Продай мне, какая тебе разница, цена-то одна.
И когда отец наговорил целую обойму, целую груду слов, снаружи послышались голоса деревенских.
— Ли Тяньбао, твою мать сожгли давно, а ты все сидишь и греешься у шуриновой печки.
— Ли Тяньбао, чтоб тебя. Мы в такой мороз пришли твою мать на тот свет проводить, а ты сидишь и греешься у шуриновой печки.
КНИГАТРЕТЬЯ
Вторая стража, окончание. Птицы свили в головах гнезда
1.(21:50–22:00)
Не-бо. Бо-ги. Вот такая она, моя семья. Вот так мои отец с матерью открыли в Гаотяне ритуальный магазин НОВЫЙ МИР. Чтобы продавать венки. Бумажные подношения. Погребальные платья. Чтобы продавать всякие нужные покойникам вещи, а потом подниматься на дамбу и покупать трупный жир. Все равно как рубить деревья, а потом сажать деревья. Сажать деревья, а потом рубить деревья. День за днем. Год за годом. Так я вырос. Стал вот таким. В три года украшал свою курточку бумажными цветами. В пять лет разгуливал по улице с бумажным венком на шее. В семь лет надевал погребальное платье вместо ветровки, вместо дождевика. В двенадцать вместе с отцом пошел в крематорий за вытопленным человечьим жиром.

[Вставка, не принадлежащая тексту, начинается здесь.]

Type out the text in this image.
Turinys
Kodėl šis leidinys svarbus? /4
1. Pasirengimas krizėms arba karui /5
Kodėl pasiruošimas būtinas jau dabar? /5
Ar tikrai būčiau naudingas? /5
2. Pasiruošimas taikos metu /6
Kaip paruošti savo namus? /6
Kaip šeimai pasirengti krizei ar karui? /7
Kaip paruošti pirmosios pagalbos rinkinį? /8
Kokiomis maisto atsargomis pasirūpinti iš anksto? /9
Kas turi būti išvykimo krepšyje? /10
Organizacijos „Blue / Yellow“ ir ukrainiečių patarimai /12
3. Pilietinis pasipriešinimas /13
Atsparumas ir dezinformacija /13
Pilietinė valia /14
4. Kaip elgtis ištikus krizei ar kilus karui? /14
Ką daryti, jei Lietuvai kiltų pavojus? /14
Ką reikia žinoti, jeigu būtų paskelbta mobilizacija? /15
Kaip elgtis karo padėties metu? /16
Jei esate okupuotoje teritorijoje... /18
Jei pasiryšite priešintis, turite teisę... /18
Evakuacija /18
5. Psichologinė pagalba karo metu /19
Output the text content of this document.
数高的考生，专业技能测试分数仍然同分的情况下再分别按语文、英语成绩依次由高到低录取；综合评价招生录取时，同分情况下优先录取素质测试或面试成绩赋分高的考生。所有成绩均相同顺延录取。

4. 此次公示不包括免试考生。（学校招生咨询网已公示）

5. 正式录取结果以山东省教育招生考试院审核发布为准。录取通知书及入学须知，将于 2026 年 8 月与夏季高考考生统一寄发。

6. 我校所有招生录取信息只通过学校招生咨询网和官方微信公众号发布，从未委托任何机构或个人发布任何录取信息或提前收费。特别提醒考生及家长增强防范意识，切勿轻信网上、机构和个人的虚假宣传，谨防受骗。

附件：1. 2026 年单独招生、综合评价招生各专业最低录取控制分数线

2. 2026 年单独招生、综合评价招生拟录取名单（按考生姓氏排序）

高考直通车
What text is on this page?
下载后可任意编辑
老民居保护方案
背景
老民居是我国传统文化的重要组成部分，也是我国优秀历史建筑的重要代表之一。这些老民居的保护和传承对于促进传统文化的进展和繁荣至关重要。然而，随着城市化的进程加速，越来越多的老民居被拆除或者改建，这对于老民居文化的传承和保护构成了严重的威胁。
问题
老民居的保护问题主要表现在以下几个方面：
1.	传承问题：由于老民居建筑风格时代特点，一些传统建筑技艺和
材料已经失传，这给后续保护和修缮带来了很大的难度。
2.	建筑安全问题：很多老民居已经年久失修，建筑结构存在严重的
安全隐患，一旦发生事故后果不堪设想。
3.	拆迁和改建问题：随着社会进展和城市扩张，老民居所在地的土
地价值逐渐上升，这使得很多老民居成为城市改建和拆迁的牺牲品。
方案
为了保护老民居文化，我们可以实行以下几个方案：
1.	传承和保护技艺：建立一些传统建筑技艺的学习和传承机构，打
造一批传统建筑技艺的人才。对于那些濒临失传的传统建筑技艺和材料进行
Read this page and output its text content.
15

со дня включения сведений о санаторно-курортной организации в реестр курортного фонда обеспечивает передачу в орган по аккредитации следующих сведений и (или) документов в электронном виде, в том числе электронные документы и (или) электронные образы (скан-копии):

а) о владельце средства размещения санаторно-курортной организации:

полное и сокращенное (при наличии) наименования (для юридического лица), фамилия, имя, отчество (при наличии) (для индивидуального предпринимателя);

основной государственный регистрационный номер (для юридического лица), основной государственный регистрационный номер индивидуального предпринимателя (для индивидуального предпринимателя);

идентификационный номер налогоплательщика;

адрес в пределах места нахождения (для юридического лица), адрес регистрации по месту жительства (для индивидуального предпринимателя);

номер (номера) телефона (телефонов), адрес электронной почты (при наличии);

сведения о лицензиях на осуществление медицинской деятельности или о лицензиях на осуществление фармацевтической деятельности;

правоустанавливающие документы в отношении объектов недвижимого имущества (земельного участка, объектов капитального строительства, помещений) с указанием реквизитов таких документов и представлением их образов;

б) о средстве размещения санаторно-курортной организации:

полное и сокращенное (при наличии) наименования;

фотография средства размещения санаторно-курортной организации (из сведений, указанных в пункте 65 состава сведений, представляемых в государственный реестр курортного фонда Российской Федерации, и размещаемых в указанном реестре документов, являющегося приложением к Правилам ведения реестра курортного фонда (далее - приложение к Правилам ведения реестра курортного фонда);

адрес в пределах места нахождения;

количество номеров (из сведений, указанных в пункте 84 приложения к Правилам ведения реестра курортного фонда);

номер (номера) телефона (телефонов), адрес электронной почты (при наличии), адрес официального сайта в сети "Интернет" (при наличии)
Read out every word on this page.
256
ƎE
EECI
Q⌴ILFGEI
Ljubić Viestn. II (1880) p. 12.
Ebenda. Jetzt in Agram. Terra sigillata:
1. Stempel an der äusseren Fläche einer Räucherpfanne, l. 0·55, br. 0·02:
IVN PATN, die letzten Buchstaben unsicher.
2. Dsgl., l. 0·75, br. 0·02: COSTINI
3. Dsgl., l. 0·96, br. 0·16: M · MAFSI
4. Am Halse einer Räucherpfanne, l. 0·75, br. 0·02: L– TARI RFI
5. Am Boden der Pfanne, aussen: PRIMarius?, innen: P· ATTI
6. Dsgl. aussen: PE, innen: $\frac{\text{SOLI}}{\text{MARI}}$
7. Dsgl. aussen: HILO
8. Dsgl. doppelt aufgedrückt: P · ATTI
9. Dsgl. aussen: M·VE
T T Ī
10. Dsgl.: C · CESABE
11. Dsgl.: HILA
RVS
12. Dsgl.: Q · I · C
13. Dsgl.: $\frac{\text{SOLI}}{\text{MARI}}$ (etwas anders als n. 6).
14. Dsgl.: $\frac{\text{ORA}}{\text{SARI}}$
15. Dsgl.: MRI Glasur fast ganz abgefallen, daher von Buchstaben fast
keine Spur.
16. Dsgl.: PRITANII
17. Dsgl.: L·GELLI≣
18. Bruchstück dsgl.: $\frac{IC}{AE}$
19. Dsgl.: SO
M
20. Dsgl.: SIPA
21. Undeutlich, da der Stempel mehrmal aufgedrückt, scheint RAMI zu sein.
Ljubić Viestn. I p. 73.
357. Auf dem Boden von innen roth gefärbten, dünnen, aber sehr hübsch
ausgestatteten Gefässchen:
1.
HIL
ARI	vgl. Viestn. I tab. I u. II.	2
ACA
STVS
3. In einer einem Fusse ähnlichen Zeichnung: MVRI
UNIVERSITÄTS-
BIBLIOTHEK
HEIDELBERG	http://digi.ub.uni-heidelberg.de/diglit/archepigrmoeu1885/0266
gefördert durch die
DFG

Теперь мне четырнадцать, и в шестой вечер шестой луны я сам вышел из магазина и пошагал к крематорию, чтобы забрать трупный жир, как другие подростки четырнадцати лет сами идут на поле жать пшеницу, убирать пшеницу и таскать снопы. Крематорий по-прежнему стоял к югу от города, никуда не делся. Я шагал по обочине пустынной душной дороги. И думал, что отец, шагая в крематорий донести о тайных могилах, тоже всегда держался обочины. И ночами, забирая из крематория трупный жир, тоже держался обочины. Словно всю жизнь сторонился середины дороги. Всю жизнь ходил по обочине. Подумав, что отец за всю жизнь ни разу не ходил по середине дороги, я перешагнул на середину.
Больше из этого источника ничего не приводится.